Popcorn at the MIMA, a group show featuring 15 artists who paint a colourful, offbeat, dreamlike and surreal picture of our society
The MIMA presents Popcorn, a group show featuring 15 artists who paint a colourful, offbeat and dreamlike picture of our society, with a dose of surrealism comparable to the one of the 1930s. The humorous experience is as much a guaranteed visual shock as it is an antidote to winter melancholy. Popcorn is also an atypical, very local window on contemporary art, bringing together young and experienced players.
Artists
Mrzyk and Moriceau, Pol-Edouard, Fabien Karp, Gary Card, Adèle Aproh, Elene Usdin, Michael Polakowski, Julien Colombier, Amandine Urruty, Delphine Somers, Antoine Carbonne, Davor Gromilovic, Nina Vandeweghe, Silio Durt
POPCORN
02.02 – 26.05
MIMA
https://www.mimamuseum.eu/
Press conference: 1 February 2024 at 11am
Please confirm your attendance to micha@clubparadis.be
I prefer the future to the past, because that's where I've decided to live for the rest of my life.
- Victor Hugo / Poet, writer, playwright, politician, 1802 - 1885
Taking an optimistic view of the future seems difficult at a time when our "black mirror" constantly exposes us to the image of a world in crisis. Yet there is a universal antidote to gloom: art. In all its forms and at all times, art has been an outlet for our anxieties. Under the banner of popcorn, the exhibition takes the temperature of an artistic scene that bears witness to our times from a rather surreal angle.
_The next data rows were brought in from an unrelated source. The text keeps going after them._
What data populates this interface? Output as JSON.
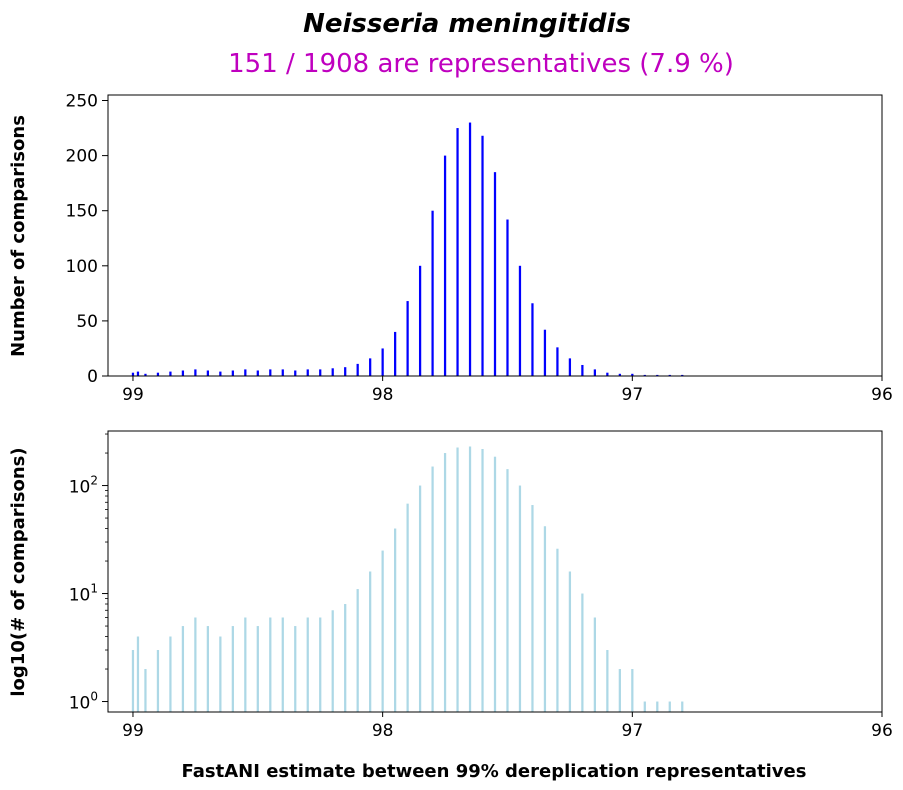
{
  "chart_data": {
    "type": "bar",
    "title": "Neisseria meningitidis",
    "subtitle": "151 / 1908 are representatives (7.9 %)",
    "xlabel": "FastANI estimate between 99% dereplication representatives",
    "xlim": [
      99.1,
      96.0
    ],
    "x_ticks": [
      "99",
      "98",
      "97",
      "96"
    ],
    "x_tick_values": [
      99,
      98,
      97,
      96
    ],
    "bin_width": 0.01,
    "histogram_bins": [
      {
        "x": 99.0,
        "count": 3
      },
      {
        "x": 98.98,
        "count": 4
      },
      {
        "x": 98.95,
        "count": 2
      },
      {
        "x": 98.9,
        "count": 3
      },
      {
        "x": 98.85,
        "count": 4
      },
      {
        "x": 98.8,
        "count": 5
      },
      {
        "x": 98.75,
        "count": 6
      },
      {
        "x": 98.7,
        "count": 5
      },
      {
        "x": 98.65,
        "count": 4
      },
      {
        "x": 98.6,
        "count": 5
      },
      {
        "x": 98.55,
        "count": 6
      },
      {
        "x": 98.5,
        "count": 5
      },
      {
        "x": 98.45,
        "count": 6
      },
      {
        "x": 98.4,
        "count": 6
      },
      {
        "x": 98.35,
        "count": 5
      },
      {
        "x": 98.3,
        "count": 6
      },
      {
        "x": 98.25,
        "count": 6
      },
      {
        "x": 98.2,
        "count": 7
      },
      {
        "x": 98.15,
        "count": 8
      },
      {
        "x": 98.1,
        "count": 11
      },
      {
        "x": 98.05,
        "count": 16
      },
      {
        "x": 98.0,
        "count": 25
      },
      {
        "x": 97.95,
        "count": 40
      },
      {
        "x": 97.9,
        "count": 68
      },
      {
        "x": 97.85,
        "count": 100
      },
      {
        "x": 97.8,
        "count": 150
      },
      {
        "x": 97.75,
        "count": 200
      },
      {
        "x": 97.7,
        "count": 225
      },
      {
        "x": 97.65,
        "count": 230
      },
      {
        "x": 97.6,
        "count": 218
      },
      {
        "x": 97.55,
        "count": 185
      },
      {
        "x": 97.5,
        "count": 142
      },
      {
        "x": 97.45,
        "count": 100
      },
      {
        "x": 97.4,
        "count": 66
      },
      {
        "x": 97.35,
        "count": 42
      },
      {
        "x": 97.3,
        "count": 26
      },
      {
        "x": 97.25,
        "count": 16
      },
      {
        "x": 97.2,
        "count": 10
      },
      {
        "x": 97.15,
        "count": 6
      },
      {
        "x": 97.1,
        "count": 3
      },
      {
        "x": 97.05,
        "count": 2
      },
      {
        "x": 97.0,
        "count": 2
      },
      {
        "x": 96.95,
        "count": 1
      },
      {
        "x": 96.9,
        "count": 1
      },
      {
        "x": 96.85,
        "count": 1
      },
      {
        "x": 96.8,
        "count": 1
      }
    ],
    "panels": [
      {
        "ylabel": "Number of comparisons",
        "yscale": "linear",
        "ylim": [
          0,
          255
        ],
        "y_ticks": [
          "0",
          "50",
          "100",
          "150",
          "200",
          "250"
        ],
        "y_tick_values": [
          0,
          50,
          100,
          150,
          200,
          250
        ],
        "color": "#0000ff"
      },
      {
        "ylabel": "log10(# of comparisons)",
        "yscale": "log",
        "ylim": [
          0.8,
          320
        ],
        "y_ticks": [
          {
            "base": "10",
            "exp": "0",
            "value": 1
          },
          {
            "base": "10",
            "exp": "1",
            "value": 10
          },
          {
            "base": "10",
            "exp": "2",
            "value": 100
          }
        ],
        "color": "#add8e6"
      }
    ],
    "grid": false,
    "legend": "none"
  }
}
The title popcorn - kernels of corn popped and burst in the heat, sweetened or salted - is a metaphor for the exuberant aesthetics of the works on show. They express a penchant for the phantasmagorical, the caricatured and the dreamlike, departing from a faithful representation of the world. The exhibition leaves it up to the visitor to decide whether the work in front of them should be described as 'sweet', when it is an invitation to escape, 'salty' when it is highly critical, or 'sweet-salty' when irony predominates.
The exhibition also suggests a parallel between the art of today and that of the 1930s, the golden age of cinema when popcorn exploded to the sound of swing. Beyond the eras that separate the artists, it is possible to compare creation in the face of rising intolerance and the accumulation of clouds on the horizon. In this respect, Popcorn draws an imaginary link between the Surrealist (Salvador Dali, Giorgio de Chirico, René Magritte...) and New Objectivity (Max Beckmann, Otto Dix, George Grosz...) artistic movements, and the artists on show.
Last but not least, the range of 15 artists, most of them local, gives us another opportunity to broaden our view of young contemporary artists.